Plutôt que de lancer des appels ponctuels, l’agent fonctionne 24 h/24, 7 j/7 comme un processus. Un modèle de langage lit en continu, réfléchit et écrit une mémoire structurée dans un simple fichier SQLite — traitant la mémoire comme quelque chose que l’on entretient dans le temps, à la manière dont une personne consolide les événements de la journée, plutôt que comme quelque chose que l’on récupère à la demande.

Pas de base vectorielle

L’omission la plus marquante concerne la pile de récupération. Il n’y a ni base vectorielle ni embeddings ; c’est le LLM lui-même qui décide de ce qui est important et l’enregistre sous forme de texte structuré. Cela échange la vitesse de la recherche par similarité contre le jugement d’un modèle qui a réellement lu le contenu — un défi direct à l’orthodoxie du retrieval-augmented generation.

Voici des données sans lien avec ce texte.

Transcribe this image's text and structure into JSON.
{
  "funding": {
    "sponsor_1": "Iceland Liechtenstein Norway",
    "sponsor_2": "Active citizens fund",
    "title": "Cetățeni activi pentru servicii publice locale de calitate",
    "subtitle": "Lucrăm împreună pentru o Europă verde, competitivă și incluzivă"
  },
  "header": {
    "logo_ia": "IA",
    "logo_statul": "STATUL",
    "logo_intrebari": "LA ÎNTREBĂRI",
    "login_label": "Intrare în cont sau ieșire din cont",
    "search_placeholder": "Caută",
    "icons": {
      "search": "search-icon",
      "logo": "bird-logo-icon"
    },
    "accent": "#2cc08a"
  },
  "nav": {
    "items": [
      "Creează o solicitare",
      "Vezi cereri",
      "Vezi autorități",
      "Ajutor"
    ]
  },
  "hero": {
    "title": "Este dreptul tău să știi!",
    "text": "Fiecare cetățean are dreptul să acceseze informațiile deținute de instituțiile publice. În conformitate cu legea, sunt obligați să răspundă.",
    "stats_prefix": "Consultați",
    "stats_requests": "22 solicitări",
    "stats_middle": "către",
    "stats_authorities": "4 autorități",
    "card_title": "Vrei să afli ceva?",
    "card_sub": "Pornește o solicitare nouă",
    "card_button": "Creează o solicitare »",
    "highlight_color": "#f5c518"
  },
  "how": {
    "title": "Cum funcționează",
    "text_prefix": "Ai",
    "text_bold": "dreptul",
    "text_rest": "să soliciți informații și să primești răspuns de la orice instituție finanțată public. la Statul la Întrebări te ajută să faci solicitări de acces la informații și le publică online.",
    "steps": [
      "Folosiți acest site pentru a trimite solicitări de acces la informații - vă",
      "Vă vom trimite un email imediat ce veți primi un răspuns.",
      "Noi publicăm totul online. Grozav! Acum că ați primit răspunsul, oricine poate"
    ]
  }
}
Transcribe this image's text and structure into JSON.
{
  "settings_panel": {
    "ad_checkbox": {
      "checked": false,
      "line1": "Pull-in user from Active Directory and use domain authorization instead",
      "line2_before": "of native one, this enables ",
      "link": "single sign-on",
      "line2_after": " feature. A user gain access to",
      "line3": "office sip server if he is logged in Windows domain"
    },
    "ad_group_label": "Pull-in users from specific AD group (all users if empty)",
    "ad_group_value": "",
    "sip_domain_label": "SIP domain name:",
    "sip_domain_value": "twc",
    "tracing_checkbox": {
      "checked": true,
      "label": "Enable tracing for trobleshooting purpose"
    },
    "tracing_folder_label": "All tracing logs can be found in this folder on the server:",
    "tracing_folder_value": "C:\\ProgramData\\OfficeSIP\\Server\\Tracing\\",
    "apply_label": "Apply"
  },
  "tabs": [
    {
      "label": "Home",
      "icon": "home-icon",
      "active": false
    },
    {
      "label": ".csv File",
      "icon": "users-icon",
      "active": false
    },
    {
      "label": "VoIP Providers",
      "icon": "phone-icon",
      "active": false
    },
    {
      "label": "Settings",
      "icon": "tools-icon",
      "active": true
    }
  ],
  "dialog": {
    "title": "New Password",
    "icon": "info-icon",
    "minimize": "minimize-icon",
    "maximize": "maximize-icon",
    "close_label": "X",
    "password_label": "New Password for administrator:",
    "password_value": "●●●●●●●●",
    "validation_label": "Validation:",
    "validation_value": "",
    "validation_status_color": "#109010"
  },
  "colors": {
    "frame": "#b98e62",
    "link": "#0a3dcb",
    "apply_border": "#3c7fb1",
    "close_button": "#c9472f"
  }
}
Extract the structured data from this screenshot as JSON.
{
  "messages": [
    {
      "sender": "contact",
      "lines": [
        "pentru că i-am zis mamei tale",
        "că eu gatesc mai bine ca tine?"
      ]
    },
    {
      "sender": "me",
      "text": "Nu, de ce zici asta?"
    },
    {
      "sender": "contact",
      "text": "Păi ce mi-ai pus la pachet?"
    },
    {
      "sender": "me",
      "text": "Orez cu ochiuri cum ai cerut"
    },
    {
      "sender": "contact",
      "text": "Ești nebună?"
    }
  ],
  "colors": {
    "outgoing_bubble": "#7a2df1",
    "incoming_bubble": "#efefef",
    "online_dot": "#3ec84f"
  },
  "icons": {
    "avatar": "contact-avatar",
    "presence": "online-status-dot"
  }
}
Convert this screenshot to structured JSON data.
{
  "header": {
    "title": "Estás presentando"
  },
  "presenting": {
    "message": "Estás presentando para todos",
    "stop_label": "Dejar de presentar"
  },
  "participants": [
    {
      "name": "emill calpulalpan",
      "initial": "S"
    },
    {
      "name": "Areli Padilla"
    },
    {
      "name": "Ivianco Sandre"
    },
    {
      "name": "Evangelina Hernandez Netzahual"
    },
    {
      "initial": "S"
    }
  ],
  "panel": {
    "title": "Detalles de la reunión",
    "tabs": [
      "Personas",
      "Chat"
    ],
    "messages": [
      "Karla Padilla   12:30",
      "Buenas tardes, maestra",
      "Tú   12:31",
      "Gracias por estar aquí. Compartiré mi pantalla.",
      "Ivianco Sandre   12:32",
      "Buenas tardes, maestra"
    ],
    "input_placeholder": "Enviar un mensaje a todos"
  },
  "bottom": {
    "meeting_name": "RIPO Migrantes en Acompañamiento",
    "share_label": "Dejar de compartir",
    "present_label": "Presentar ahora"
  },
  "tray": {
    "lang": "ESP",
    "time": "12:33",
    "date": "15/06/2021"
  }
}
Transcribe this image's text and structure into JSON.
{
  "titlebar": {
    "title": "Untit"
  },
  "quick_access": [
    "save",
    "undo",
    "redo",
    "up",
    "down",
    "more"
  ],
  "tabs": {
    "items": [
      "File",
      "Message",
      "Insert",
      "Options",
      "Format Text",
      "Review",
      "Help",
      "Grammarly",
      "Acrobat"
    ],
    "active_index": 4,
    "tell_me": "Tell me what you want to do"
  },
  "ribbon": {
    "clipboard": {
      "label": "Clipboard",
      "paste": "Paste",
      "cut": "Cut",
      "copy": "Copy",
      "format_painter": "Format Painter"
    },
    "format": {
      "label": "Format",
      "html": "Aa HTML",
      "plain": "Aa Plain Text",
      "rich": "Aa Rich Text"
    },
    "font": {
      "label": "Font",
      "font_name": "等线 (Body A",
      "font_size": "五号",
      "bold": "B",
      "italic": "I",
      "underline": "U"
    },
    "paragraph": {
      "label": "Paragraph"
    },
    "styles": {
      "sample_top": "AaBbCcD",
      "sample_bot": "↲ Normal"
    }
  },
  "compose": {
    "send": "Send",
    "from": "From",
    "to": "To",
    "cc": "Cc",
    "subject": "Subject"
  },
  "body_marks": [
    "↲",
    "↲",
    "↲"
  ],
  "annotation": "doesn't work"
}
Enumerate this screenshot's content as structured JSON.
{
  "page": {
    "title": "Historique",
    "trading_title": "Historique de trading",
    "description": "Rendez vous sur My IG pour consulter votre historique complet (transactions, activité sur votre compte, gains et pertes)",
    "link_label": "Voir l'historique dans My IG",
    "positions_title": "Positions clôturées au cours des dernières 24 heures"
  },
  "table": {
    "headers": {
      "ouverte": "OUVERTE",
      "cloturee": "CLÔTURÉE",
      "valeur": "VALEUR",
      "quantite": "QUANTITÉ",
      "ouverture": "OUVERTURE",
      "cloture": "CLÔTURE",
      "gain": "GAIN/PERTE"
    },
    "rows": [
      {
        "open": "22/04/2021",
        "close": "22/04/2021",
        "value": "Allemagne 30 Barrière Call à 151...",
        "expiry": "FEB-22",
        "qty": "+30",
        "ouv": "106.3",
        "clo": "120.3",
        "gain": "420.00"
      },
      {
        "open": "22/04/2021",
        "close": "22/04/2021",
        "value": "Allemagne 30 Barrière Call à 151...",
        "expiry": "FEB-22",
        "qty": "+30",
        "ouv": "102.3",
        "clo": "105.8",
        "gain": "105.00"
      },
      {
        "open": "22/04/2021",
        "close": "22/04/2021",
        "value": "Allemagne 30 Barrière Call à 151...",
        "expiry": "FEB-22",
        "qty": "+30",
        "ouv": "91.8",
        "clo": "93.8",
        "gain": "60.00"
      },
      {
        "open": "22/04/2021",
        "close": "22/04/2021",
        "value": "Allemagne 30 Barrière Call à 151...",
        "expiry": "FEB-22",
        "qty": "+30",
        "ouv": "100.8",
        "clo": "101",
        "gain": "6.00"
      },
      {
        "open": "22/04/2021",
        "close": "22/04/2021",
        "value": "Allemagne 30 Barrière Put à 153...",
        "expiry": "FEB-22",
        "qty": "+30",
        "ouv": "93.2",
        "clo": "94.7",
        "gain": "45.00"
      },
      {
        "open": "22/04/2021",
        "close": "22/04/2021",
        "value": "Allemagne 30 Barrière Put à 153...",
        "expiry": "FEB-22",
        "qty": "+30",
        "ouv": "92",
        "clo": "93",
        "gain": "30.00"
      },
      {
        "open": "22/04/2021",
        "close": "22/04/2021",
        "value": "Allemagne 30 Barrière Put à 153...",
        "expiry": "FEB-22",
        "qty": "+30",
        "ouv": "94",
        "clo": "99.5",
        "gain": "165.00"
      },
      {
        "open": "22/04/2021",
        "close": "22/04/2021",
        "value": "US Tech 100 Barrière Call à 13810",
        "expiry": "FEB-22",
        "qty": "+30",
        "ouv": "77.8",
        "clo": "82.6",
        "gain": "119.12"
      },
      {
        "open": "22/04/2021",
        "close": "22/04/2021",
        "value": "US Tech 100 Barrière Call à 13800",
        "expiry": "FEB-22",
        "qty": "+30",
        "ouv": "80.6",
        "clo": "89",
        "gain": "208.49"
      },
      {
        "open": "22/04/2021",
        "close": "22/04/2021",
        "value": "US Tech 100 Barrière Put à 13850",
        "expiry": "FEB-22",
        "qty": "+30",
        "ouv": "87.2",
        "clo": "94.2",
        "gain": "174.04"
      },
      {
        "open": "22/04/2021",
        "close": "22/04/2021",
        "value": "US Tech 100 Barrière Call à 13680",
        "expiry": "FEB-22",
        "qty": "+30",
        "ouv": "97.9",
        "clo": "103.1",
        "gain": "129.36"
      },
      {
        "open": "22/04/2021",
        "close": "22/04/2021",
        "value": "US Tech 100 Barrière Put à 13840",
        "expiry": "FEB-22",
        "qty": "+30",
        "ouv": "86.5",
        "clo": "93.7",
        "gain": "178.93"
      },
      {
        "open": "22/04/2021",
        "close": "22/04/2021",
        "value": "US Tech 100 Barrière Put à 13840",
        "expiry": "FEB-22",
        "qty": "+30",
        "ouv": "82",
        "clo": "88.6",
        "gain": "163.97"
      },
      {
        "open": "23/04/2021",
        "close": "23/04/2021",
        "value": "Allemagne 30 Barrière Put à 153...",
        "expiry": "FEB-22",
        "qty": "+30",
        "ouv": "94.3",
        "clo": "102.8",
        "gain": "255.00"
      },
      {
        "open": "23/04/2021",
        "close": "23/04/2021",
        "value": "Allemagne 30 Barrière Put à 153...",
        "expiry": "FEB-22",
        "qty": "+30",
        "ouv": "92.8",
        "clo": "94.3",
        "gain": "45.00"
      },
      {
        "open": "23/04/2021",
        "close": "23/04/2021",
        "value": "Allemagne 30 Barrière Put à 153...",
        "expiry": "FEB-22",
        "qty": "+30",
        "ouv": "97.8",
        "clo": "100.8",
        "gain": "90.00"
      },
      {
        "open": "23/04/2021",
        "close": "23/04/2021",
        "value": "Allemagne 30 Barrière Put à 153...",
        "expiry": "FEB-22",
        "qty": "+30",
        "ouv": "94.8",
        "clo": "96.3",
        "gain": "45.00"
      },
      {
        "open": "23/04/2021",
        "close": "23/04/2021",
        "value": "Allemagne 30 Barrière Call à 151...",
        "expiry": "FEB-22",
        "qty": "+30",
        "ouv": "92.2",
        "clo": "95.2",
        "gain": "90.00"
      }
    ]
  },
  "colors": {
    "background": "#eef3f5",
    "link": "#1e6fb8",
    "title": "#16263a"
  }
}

Comment les agents se répartissent le travail

Un orchestrateur répartit le travail entre trois sous-agents : IngestAgent extrait les résumés, entités, sujets et niveaux d’importance ; ConsolidateAgent synthétise les liens entre mémoires toutes les 30 minutes ; et QueryAgent répond aux questions avec citations à l’appui. Le système ingère 27 types de fichiers répartis en cinq catégories — texte, images, audio, vidéo et documents.

Pourquoi Flash-Lite

Le choix de Gemini 3.1 Flash-Lite est le pari qui rend l’ensemble possible. Une cognition de fond en continu n’a de sens que si le modèle est assez peu coûteux et assez rapide pour tourner en permanence. À mesure que les modèles légers progressent, la consolidation toujours active devient abordable — et Google, commodément, commercialise précisément cette catégorie de modèle. Il vaut la peine de souligner qu’il s’agit d’un design de référence, pas d’un produit ; Google publie un modèle que d’autres peuvent reprendre, ce qui est précisément la manière dont les standards architecturaux évoluent. Si l’approche s’impose, une large partie des outils de bases vectorielles et d’embeddings conçus pour la récupération ponctuelle commence à apparaître comme facultative.